Cette persécution s’adressait sans doute aux trois adolescents hardis qui s’étaient mis en avant dans toutes les émeutes universitaires ; mais elle s’adressait davantage encore aux trois fils du comte Ulrich de Bluthaupt, l’ardent ennemi du pouvoir, dont les efforts avaient fait trembler un instant de puissants personnages.

Les trois frères revenaient avec cette auréole de proscrits qui remue si infailliblement la fibre allemande.
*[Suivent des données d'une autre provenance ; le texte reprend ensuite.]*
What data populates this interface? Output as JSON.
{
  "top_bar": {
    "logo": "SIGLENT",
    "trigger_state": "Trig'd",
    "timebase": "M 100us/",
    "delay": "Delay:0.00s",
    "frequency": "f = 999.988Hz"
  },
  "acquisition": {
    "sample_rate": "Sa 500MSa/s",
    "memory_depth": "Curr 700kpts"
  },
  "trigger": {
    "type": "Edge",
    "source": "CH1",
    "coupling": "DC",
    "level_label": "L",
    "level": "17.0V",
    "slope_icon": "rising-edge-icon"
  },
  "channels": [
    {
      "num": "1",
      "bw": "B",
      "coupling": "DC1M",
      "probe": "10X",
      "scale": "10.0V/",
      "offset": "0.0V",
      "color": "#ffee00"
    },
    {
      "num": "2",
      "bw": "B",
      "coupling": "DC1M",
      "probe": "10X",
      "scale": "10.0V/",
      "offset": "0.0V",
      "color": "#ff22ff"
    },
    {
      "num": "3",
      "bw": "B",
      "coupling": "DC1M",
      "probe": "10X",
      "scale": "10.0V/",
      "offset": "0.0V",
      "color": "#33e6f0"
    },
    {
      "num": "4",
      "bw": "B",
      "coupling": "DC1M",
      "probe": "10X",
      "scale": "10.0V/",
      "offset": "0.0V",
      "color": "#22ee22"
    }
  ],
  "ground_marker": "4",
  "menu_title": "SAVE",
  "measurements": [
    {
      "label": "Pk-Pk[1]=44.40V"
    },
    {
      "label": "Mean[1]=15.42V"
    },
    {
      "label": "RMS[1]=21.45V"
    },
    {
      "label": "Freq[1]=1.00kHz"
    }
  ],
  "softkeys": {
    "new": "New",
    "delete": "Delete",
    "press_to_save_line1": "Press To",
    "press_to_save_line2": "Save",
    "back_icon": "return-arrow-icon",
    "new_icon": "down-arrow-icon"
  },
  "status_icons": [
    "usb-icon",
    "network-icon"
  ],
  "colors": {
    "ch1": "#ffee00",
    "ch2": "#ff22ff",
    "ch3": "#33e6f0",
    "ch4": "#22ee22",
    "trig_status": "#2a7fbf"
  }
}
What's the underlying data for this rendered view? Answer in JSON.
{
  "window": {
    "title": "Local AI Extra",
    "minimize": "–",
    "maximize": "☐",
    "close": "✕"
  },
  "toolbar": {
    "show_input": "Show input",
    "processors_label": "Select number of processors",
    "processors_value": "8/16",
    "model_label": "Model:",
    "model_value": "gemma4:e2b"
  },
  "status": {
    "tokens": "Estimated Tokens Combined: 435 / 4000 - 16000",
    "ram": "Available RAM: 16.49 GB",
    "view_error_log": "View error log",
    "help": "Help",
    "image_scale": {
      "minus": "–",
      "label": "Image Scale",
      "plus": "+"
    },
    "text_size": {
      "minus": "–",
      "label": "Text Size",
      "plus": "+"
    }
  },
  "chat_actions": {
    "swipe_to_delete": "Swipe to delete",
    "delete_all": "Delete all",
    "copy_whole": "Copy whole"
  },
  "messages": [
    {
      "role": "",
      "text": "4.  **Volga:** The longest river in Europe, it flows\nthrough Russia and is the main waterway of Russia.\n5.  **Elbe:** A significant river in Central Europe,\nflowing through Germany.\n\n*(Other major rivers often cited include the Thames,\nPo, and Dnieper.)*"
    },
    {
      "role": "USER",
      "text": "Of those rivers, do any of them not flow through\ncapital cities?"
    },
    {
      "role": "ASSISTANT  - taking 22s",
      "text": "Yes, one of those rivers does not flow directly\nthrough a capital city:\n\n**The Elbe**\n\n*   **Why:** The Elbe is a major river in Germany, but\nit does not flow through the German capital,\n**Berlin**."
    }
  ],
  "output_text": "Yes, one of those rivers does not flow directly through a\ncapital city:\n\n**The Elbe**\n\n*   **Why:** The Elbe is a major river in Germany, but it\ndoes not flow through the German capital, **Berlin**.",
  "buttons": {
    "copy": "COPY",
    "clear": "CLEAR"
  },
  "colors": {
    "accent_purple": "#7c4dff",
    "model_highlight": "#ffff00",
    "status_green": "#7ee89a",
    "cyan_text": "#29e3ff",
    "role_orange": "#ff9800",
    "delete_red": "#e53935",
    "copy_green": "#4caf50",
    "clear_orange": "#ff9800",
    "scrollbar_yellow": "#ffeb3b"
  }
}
La communauté de Heidelberg les accueillait comme des amis chers, et comme des martyrs de la cause de tous.

Ils étaient malheureux maintenant, eux, qu’on avait vus si pleins d’espoir et de joie.

Albert gardait sa gaieté fanfaronne, Goëtz sa paresseuse insouciance ; — mais la souffrance avait mis de graves pensers sur le jeune front d’Otto, qui était le premier parmi ses frères.

Et les camarades, qui l’avaient aimé enfant, contemplaient avec une sorte de respect triste cette maturité anticipée.

Otto releva les yeux, qui se fixèrent sur le vide fumeux de la salle.

— Pauvre sœur, murmura-t-il, — elle essayait de sourire, et des larmes coulaient sur sa joue… Il lui fallut arracher le secret de ses craintes… Le vieux Gunther avait eu connaissance du testament qui nous faisait tous les trois comtes de Bluthaupt et riches… Son avarice s’était irritée ainsi que son aveugle orgueil… Il avait menacé…

« La pauvre Margarethe tremblait… Ce vieux schloss est si sombre, et tant de lugubres pensées nagent dans l’atmosphère froide de ses grandes salles !… Elle tremblait, et les paroles tombaient une à une de sa lèvre pâlie… Mes frères et moi, nous nous consultâmes du regard : quand il s’agit de notre Margarethe, nous ne pouvons avoir qu’une seule pensée… Je tirai de mon sein le testament du comte Ulrich et je le déchirai… »

Dietrich et Michaël tendirent en même temps la main au bâtard.